Wednesday, February 11, 2015

Some non-essentials are less essential than others

kw: book reviews, collections, literature

I like to read the occasional "Best of" or "Best American" collection, everything except poetry, since so little genuine poetry is being written at present. So when I came across The Best American Non-Essential Reading 2013, edited by Dave Eggers, I brought it home and dived right in. I was momentarily put off by the cover art by Camille Rose Garcia. She specializes in cartoonish illustrations that range from creepy to just plain ugly. This cover is exceptionally ugly. I soon obtained a clue to this.

I hadn't encountered this series before. In the introduction I found that the "editor" brings together a gaggle of high school students from all over the San Francisco bay area to read, debate, and select the pieces for each volume. To the way of thinking of most folks over 35 or so, kids that age prefer ugly stuff. Fortunately, that is not uniformly true. And it bears considering that when we were 16 or so, what we liked came across to our own parents as quite ugly.

Any literary collection strives to present a variety of reading experiences. This collection achieves that, and then some. Compared to this collection's range of voices and viewpoints, other collections are monochromatic. So even I found an item or two to like.

I suppose it is obligatory for me to complain that most of the fiction pieces are about losers who learn nothing. Much of the reportage is similarly lifeless. "All Due Respect" by Peter Hessler is an exception. It reads like fiction, but portrays Jake Adelstein and the Yakuza among whom he moved during more than a decade in Japan. It gets my vote as the best writing in the volume. The phrase "all due respect", as said by a Japanese in Japanese, has overtones of the "offer you can't refuse" of Godfather fame.

About a third of the fiction pieces I'd already read, in other "Best of" volumes. I recalled they hadn't thrilled me the first time around, so skipping them was no loss. One piece of "poetry" was the most non-poetic item I've encountered, "Crazy Horse Boulevard" by Sherman Alexie. A selection of 4 short poems inspired by Kurt Vonnegut ranged from moderately accessible free verse to non-verse (anti-verse?) of the most acidic sort. Free verse is almost exactly a century old. That is time for 3-4 generations to arise who have never read anything with both rhyme and meter, and it shows. You can write almost anything with odd pacing, perhaps break the lines in peculiar places, and call it a poem. I guess the market for rhyming dictionaries has essentially vanished.

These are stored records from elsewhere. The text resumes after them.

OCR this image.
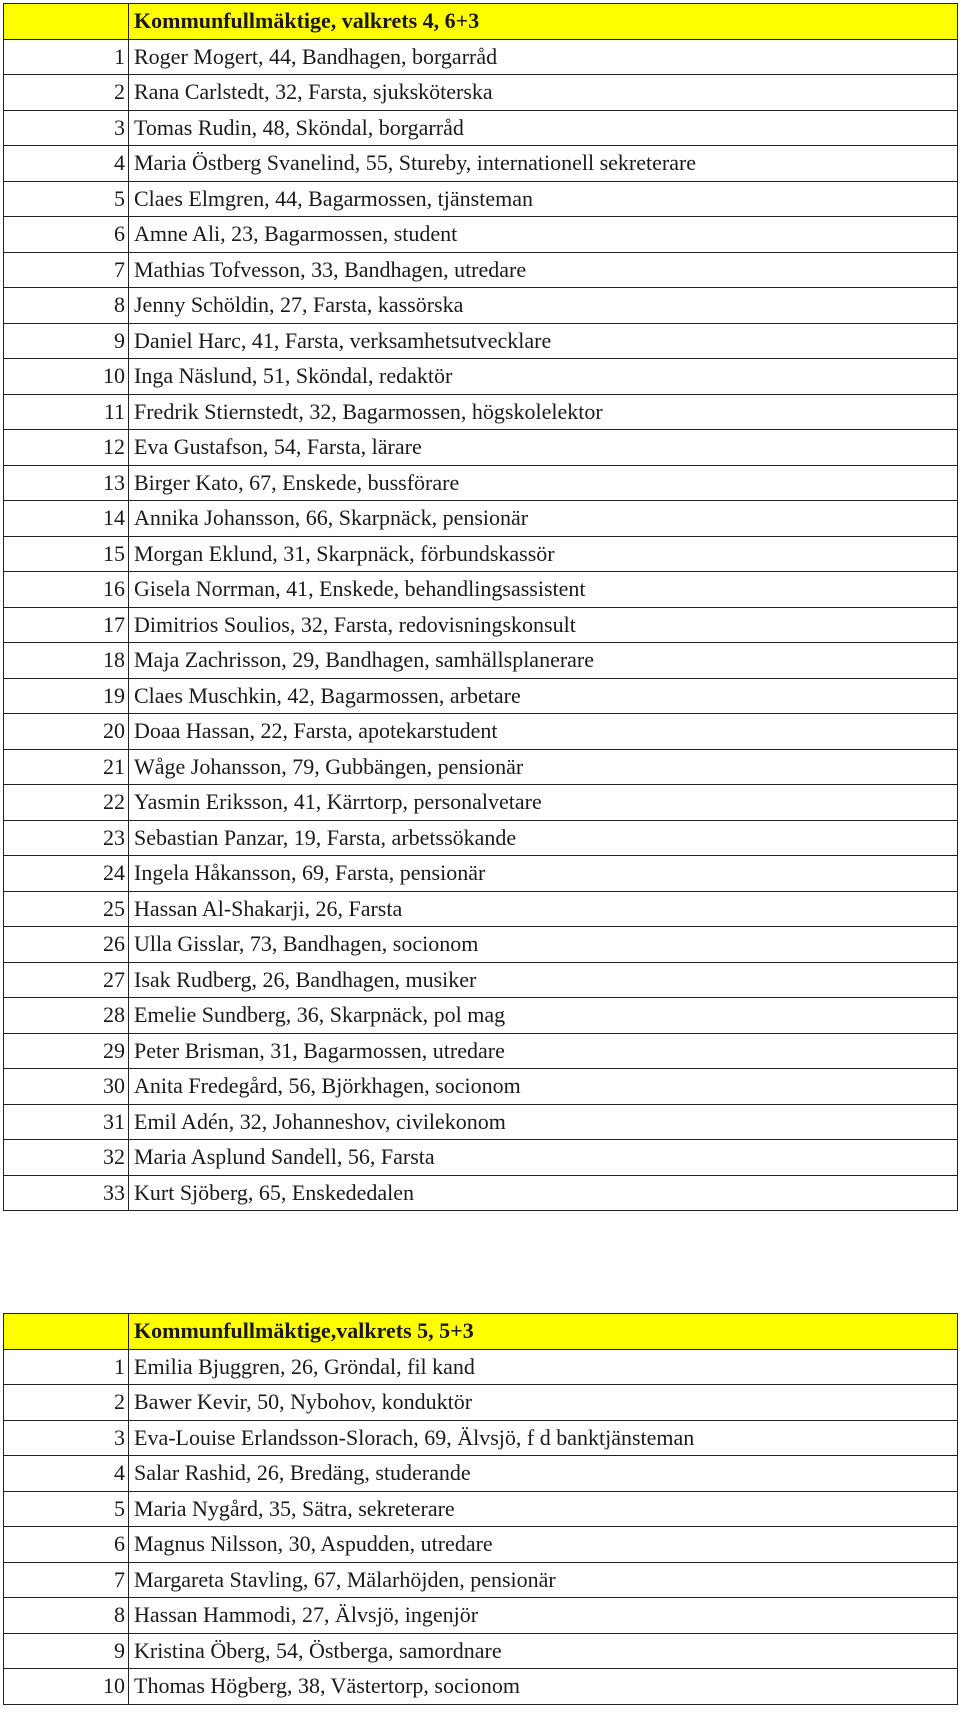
	Kommunfullmäktige, valkrets 4, 6+3
1	Roger Mogert, 44, Bandhagen, borgarråd
2	Rana Carlstedt, 32, Farsta, sjuksköterska
3	Tomas Rudin, 48, Sköndal, borgarråd
4	Maria Östberg Svanelind, 55, Stureby, internationell sekreterare
5	Claes Elmgren, 44, Bagarmossen, tjänsteman
6	Amne Ali, 23, Bagarmossen, student
7	Mathias Tofvesson, 33, Bandhagen, utredare
8	Jenny Schöldin, 27, Farsta, kassörska
9	Daniel Harc, 41, Farsta, verksamhetsutvecklare
10	Inga Näslund, 51, Sköndal, redaktör
11	Fredrik Stiernstedt, 32, Bagarmossen, högskolelektor
12	Eva Gustafson, 54, Farsta, lärare
13	Birger Kato, 67, Enskede, bussförare
14	Annika Johansson, 66, Skarpnäck, pensionär
15	Morgan Eklund, 31, Skarpnäck, förbundskassör
16	Gisela Norrman, 41, Enskede, behandlingsassistent
17	Dimitrios Soulios, 32, Farsta, redovisningskonsult
18	Maja Zachrisson, 29, Bandhagen, samhällsplanerare
19	Claes Muschkin, 42, Bagarmossen, arbetare
20	Doaa Hassan, 22, Farsta, apotekarstudent
21	Wåge Johansson, 79, Gubbängen, pensionär
22	Yasmin Eriksson, 41, Kärrtorp, personalvetare
23	Sebastian Panzar, 19, Farsta, arbetssökande
24	Ingela Håkansson, 69, Farsta, pensionär
25	Hassan Al-Shakarji, 26, Farsta
26	Ulla Gisslar, 73, Bandhagen, socionom
27	Isak Rudberg, 26, Bandhagen, musiker
28	Emelie Sundberg, 36, Skarpnäck, pol mag
29	Peter Brisman, 31, Bagarmossen, utredare
30	Anita Fredegård, 56, Björkhagen, socionom
31	Emil Adén, 32, Johanneshov, civilekonom
32	Maria Asplund Sandell, 56, Farsta
33	Kurt Sjöberg, 65, Enskededalen
	Kommunfullmäktige,valkrets 5, 5+3
1	Emilia Bjuggren, 26, Gröndal, fil kand
2	Bawer Kevir, 50, Nybohov, konduktör
3	Eva-Louise Erlandsson-Slorach, 69, Älvsjö, f d banktjänsteman
4	Salar Rashid, 26, Bredäng, studerande
5	Maria Nygård, 35, Sätra, sekreterare
6	Magnus Nilsson, 30, Aspudden, utredare
7	Margareta Stavling, 67, Mälarhöjden, pensionär
8	Hassan Hammodi, 27, Älvsjö, ingenjör
9	Kristina Öberg, 54, Östberga, samordnare
10	Thomas Högberg, 38, Västertorp, socionom
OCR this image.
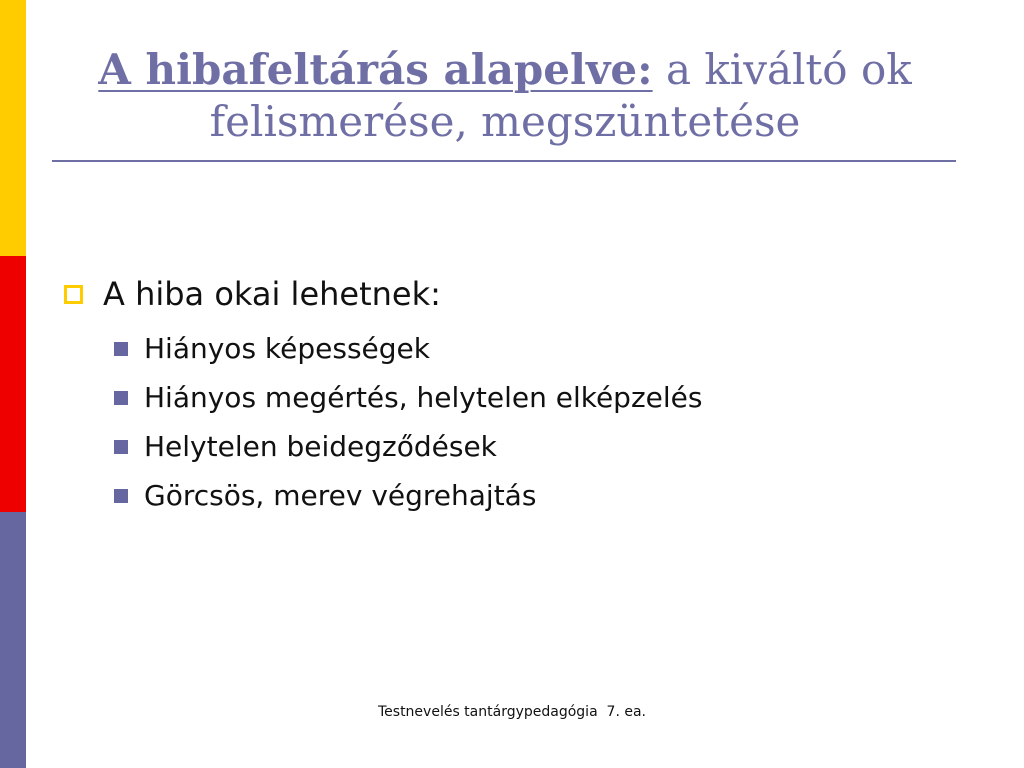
A hibafeltárás alapelve: a kiváltó ok felismerése, megszüntetése
A hiba okai lehetnek:
Hiányos képességek
Hiányos megértés, helytelen elképzelés
Helytelen beidegződések
Görcsös, merev végrehajtás
Testnevelés tantárgypedagógia  7. ea.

One piece that I read all the way through, and shouldn't have, succeeded in disturbing my sleep: "Snake River Gorge" by Alexander Maksik. I think it is fictional. If it isn't, it sheds a very different light on those youngsters that show up on your doorstep selling magazine subscriptions, as a particularly heinous sort of human trafficking. Even if it is fiction, it'll still make whoever has read it get the willies when another kid rings the bell.

I reckon if you're a Millennial and don't know any better, you'll like many of these pieces. If you're a Boomer or an X-er, probably not so much.